Юрий II Всеволодович
Шрифт:
Как наяву всплыли в памяти резные каменные львы на столбах Дмитриевского собора, сверкающие под солнцем Золотые ворота, берега Лыбеди в красно-желтых слоистых песках. В двенадцать окон главного Успенского купола вломились голубые столбы света, осияв медные пластины и зеленые, темно-маковые плиты, устилающие пол, иконы в белокаменной алтарной преграде и слева от царских врат — главную святыню, — чудотворную Владимирскую Богоматерь. Оборони, Владычица! Окажи милость детям и внукам моим, сохрани их под покровом Твоим! Помоги сыну
И совсем-совсем отдельно, в самой потаенной глубине показалась жена… рудовласа, в ночах стыжения и робости не знающа, глаза ее Горькие, глаза — золотая зернь. И вдруг будто не он, будто кто чужой подумал: больше не свидимся.

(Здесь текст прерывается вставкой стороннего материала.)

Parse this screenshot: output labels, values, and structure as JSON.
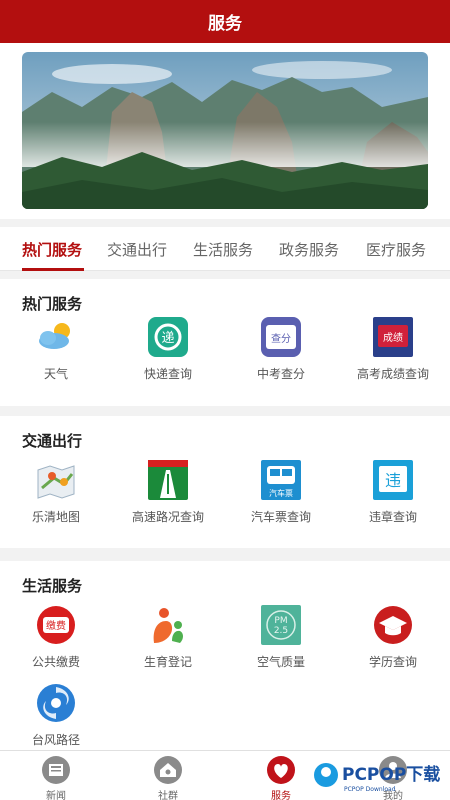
{
  "header": {
    "title": "服务"
  },
  "tabs": [
    {
      "label": "热门服务",
      "active": true
    },
    {
      "label": "交通出行",
      "active": false
    },
    {
      "label": "生活服务",
      "active": false
    },
    {
      "label": "政务服务",
      "active": false
    },
    {
      "label": "医疗服务",
      "active": false
    }
  ],
  "sections": [
    {
      "title": "热门服务",
      "items": [
        {
          "label": "天气",
          "icon": "weather-icon"
        },
        {
          "label": "快递查询",
          "icon": "express-icon"
        },
        {
          "label": "中考查分",
          "icon": "exam-score-icon"
        },
        {
          "label": "高考成绩查询",
          "icon": "gaokao-icon"
        }
      ]
    },
    {
      "title": "交通出行",
      "items": [
        {
          "label": "乐清地图",
          "icon": "map-icon"
        },
        {
          "label": "高速路况查询",
          "icon": "highway-icon"
        },
        {
          "label": "汽车票查询",
          "icon": "bus-ticket-icon"
        },
        {
          "label": "违章查询",
          "icon": "violation-icon"
        }
      ]
    },
    {
      "title": "生活服务",
      "items": [
        {
          "label": "公共缴费",
          "icon": "payment-icon"
        },
        {
          "label": "生育登记",
          "icon": "birth-icon"
        },
        {
          "label": "空气质量",
          "icon": "air-quality-icon"
        },
        {
          "label": "学历查询",
          "icon": "education-icon"
        },
        {
          "label": "台风路径",
          "icon": "typhoon-icon"
        }
      ]
    }
  ],
  "icon_text": {
    "express": "递",
    "exam": "查分",
    "gaokao": "成绩",
    "pm_top": "PM",
    "pm_bottom": "2.5",
    "pay": "缴费",
    "violation": "违",
    "bus": "汽车票"
  },
  "bottom_nav": [
    {
      "label": "新闻",
      "icon": "news-icon",
      "active": false
    },
    {
      "label": "社群",
      "icon": "community-icon",
      "active": false
    },
    {
      "label": "服务",
      "icon": "service-icon",
      "active": true
    },
    {
      "label": "我的",
      "icon": "profile-icon",
      "active": false
    }
  ],
  "watermark": {
    "brand": "PCPOP下载",
    "sub": "PCPOP Download"
  },
  "colors": {
    "brand": "#b30f0f",
    "background": "#f2f2f2"
  }
}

— Да ты что? Владимир никому нипочем не взять, таку неприступную крепость!
— А если таран?
— Нипочем.
— А в полтора перестрела?
— Ни ворота ни одни, ни стены не пробьет.
…Похоже, везде воины говорили и думали об одном и том же. Иные беспокоились, хватит ли еды, если татары город обложат со всех сторон, другие утверждали, что знают, как много тетрадей воевода Ослядюкович исписал, занося в них привозы зимних немецких купцов.
— Что немцы, что немцы! — горячились первые. — Они роскошь всякую везут, а надобно яство.
— Меня годов двадцать тому назад послали эстам помогать. Они с немцами тогда воевали. Я хоть и младень, а травник уже известный был.
— Это когда Владимир погорел, двадцать семь церквов?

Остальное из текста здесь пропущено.